Operative time: Three of four studies reported shorter mean operative times with BMP compared to controls, but pooling of the results was not statistically significant and there was evidence of significant heterogeneity (I²=90.5%).

Subgroup analyses: These showed a significantly greater reduction in risk of fusion failure with BMP-2 compared with OP-1 (p=0.003). Studies using instrumented fusion reported significantly less risk of fusion failure in patients receiving BMP compared to controls (relative risk was 0.33, 95% CI: 0.21 to 0.52, p<0.00001; six studies). There was some degree of statistical heterogeneity for instrumented fusion studies. Sensitivity analyses did not significantly alter the results.

There was no evidence of statistical heterogeneity for fusion failure, re-operation, clinical failure or hospital stay. The funnel plots showed no evidence of publication bias.

Bone morphogenetic proteins (rhBMP-2) appeared to be more effective than conventional autologous iliac crest bone graft for posterolateral spinal fusion and for reducing length of hospital stay. Definitive conclusions could not be drawn regarding overall clinical results, operative time and re-operations, so further well-conducted studies were needed.

The review question and inclusion criteria were clear, although no criteria were explicitly stated for study design. The literature search involved only two electronic databases and one other appropriate source and the searches were restricted by publication date and language, which meant that language bias may have been introduced and potentially relevant papers may have been missed. Funnel plot analysis suggested no evidence of publication bias. The authors took appropriate steps to minimise the potential for reviewer error and bias. Study validity was assessed using a reliable measurement tool, although the quality of most studies was only moderate. Appropriate methods were used to combine studies and assess for statistical heterogeneity, but there appeared to be clinical and methodological heterogeneity among the studies. Included studies involved small population sizes (all studies included less than 100 patients). The authors' cautious conclusions seem to reflect the evidence and appear reasonable, but the above limitations should be taken into consideration when interpreting the results.

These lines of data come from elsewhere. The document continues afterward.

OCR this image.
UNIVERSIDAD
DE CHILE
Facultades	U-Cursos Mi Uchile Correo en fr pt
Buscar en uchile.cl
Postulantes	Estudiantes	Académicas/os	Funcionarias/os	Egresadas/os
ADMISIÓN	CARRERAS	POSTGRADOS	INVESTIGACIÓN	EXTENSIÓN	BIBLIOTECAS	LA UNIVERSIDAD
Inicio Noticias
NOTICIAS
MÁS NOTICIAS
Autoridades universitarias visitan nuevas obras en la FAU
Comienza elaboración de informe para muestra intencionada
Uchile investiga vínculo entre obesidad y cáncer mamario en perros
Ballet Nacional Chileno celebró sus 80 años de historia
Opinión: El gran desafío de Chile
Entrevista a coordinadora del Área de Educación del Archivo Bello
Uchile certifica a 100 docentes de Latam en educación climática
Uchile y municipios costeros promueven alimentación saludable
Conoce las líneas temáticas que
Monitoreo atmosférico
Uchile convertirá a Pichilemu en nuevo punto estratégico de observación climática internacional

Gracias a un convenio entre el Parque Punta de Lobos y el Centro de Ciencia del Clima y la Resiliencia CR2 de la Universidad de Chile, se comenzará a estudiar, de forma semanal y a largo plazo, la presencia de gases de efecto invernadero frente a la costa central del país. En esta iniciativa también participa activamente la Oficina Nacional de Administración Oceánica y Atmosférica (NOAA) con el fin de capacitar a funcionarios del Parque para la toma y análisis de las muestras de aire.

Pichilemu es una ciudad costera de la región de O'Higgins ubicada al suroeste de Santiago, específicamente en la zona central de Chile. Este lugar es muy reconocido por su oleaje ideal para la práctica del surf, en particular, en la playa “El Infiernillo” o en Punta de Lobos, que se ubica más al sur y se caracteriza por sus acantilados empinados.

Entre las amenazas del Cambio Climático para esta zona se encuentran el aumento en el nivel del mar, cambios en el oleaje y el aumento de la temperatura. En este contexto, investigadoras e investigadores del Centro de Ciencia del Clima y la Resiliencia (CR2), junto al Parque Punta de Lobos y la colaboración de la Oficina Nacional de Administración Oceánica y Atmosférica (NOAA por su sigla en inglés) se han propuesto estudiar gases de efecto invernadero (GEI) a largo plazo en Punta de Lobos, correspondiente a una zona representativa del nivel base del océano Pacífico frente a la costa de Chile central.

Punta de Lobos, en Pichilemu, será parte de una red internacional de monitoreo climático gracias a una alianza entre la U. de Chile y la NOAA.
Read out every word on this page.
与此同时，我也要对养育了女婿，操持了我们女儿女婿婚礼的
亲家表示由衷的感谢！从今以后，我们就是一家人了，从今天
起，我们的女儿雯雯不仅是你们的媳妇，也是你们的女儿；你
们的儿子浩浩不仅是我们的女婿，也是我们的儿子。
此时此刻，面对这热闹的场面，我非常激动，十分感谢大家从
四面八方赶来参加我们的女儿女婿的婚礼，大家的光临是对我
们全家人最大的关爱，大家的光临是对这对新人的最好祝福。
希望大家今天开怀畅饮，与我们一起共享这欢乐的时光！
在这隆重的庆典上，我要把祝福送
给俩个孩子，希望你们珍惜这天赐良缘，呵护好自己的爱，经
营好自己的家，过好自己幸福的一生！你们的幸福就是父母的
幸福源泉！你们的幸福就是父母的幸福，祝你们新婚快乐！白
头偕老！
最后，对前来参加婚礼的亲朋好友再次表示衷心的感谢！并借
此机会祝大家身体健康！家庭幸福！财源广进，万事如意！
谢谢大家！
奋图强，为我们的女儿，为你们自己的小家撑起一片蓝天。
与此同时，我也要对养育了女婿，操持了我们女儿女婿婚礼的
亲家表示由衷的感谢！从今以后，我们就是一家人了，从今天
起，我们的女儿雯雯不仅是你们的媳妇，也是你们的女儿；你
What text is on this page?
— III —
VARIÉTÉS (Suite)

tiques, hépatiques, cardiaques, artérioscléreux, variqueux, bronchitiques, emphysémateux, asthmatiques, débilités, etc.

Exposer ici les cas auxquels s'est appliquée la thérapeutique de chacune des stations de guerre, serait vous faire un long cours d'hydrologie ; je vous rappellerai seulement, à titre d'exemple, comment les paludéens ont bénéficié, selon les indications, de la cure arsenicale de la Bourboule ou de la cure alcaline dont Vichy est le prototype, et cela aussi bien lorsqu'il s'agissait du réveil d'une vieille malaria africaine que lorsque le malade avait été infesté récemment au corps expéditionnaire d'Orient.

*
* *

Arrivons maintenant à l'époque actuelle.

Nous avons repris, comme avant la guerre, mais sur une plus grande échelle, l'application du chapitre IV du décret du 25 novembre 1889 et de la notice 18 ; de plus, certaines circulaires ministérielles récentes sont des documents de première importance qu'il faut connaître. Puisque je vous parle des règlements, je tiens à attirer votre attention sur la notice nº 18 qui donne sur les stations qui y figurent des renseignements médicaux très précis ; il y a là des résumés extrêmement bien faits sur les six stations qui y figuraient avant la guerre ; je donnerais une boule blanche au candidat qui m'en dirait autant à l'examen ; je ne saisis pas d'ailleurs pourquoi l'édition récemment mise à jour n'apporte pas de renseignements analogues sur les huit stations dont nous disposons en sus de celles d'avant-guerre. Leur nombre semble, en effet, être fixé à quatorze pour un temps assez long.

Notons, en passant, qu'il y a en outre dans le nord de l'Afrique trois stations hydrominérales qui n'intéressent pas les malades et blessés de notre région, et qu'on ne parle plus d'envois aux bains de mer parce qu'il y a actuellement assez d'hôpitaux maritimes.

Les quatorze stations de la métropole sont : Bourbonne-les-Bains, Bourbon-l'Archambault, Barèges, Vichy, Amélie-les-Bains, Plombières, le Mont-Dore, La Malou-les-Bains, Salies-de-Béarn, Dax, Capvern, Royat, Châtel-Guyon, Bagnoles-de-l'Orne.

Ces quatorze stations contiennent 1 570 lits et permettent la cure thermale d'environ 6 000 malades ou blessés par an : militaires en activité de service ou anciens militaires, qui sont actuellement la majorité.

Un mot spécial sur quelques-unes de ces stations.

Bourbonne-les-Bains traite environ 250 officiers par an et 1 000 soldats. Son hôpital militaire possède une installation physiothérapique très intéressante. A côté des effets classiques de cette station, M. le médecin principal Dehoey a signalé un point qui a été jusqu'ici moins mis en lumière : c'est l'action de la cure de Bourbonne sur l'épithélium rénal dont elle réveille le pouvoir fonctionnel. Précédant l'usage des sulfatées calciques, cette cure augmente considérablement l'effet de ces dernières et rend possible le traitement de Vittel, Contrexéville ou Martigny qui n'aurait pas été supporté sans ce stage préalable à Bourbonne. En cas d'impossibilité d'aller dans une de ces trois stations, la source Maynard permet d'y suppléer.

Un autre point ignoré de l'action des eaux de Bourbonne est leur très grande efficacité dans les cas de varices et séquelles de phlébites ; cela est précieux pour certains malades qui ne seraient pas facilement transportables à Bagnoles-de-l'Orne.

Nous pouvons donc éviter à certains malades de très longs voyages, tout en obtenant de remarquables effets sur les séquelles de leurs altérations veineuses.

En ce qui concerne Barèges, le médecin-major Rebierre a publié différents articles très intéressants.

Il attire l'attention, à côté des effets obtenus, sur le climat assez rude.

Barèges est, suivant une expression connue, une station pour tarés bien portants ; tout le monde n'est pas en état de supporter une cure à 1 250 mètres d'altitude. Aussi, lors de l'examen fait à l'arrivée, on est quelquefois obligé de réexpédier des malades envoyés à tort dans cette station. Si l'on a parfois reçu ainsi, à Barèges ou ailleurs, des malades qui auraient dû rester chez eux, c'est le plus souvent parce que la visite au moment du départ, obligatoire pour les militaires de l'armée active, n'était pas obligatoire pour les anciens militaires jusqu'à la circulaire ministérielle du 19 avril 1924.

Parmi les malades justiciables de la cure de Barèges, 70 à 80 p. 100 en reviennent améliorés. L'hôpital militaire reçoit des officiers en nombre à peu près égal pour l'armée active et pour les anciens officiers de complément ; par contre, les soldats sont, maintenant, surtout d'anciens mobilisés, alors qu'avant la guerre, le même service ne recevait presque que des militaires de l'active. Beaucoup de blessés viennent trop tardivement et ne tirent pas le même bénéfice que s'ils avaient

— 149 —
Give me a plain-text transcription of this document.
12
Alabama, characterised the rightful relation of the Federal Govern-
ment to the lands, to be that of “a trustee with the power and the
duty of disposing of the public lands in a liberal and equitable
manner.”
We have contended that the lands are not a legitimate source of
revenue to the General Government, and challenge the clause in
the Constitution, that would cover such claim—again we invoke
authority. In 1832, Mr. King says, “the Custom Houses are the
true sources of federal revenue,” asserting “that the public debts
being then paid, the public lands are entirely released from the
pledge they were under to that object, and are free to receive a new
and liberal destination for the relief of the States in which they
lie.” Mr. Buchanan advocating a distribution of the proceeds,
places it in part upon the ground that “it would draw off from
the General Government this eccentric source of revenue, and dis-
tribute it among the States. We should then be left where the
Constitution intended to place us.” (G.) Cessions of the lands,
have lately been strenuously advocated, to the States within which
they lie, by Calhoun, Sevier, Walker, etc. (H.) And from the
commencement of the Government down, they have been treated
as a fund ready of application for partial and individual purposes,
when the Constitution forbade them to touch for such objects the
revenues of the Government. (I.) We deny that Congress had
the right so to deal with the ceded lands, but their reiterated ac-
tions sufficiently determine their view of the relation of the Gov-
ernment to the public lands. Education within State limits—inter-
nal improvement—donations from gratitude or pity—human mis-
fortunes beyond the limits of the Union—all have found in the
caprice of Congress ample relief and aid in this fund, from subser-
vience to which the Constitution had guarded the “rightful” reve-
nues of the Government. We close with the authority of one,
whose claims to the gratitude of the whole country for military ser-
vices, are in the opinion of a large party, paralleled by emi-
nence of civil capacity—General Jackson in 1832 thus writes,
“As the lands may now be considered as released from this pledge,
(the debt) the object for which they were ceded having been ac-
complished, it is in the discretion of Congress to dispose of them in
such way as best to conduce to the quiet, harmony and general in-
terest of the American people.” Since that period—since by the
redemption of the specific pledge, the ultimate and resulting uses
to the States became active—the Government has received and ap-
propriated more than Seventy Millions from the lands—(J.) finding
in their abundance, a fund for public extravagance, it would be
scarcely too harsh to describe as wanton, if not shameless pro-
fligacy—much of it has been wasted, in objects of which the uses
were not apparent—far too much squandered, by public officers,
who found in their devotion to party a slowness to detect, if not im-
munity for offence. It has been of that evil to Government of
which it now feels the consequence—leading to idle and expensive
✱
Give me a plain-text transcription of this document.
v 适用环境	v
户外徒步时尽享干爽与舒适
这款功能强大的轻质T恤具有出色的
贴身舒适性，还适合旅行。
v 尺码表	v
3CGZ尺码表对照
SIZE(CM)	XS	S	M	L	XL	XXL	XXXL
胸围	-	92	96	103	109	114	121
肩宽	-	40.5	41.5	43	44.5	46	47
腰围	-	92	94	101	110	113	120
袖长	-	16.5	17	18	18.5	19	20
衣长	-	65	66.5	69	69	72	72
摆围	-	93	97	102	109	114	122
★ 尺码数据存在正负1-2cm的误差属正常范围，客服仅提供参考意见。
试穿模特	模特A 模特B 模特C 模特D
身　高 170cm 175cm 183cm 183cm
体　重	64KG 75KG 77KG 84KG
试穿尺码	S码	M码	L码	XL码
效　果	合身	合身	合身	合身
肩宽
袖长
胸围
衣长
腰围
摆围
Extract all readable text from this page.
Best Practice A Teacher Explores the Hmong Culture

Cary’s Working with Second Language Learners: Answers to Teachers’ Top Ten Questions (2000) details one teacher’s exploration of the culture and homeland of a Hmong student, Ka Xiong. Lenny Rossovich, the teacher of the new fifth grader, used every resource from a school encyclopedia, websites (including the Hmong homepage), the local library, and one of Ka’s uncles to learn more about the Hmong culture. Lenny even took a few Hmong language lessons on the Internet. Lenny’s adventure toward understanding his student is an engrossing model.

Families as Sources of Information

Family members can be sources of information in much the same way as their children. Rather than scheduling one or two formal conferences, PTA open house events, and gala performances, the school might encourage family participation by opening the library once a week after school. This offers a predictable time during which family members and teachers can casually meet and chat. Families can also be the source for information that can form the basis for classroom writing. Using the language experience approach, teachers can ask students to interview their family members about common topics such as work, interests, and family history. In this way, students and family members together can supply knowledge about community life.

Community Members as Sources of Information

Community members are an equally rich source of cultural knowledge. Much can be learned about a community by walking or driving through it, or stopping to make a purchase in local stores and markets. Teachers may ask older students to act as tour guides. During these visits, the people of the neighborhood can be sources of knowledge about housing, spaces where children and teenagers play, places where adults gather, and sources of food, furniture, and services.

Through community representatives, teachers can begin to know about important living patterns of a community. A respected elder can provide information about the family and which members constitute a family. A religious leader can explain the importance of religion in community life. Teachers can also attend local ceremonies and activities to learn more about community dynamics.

Practice: The authors did not state any implications for practice.

Research: The authors stated that well-designed RCTs should be undertaken to directly compare different types of BMP to identify the most effective treatment for promoting bone formation and achieving solid posterolateral spinal fusion. Further studies were needed to investigate the effect of BMP on fusion success in instrumented and non-instrumented posterolateral procedures.

None.

This is a critical abstract of a systematic review that meets the criteria for inclusion on DARE. Each critical abstract contains a brief summary of the review methods, results and conclusions followed by a detailed critical assessment on the reliability of the review and the conclusions drawn.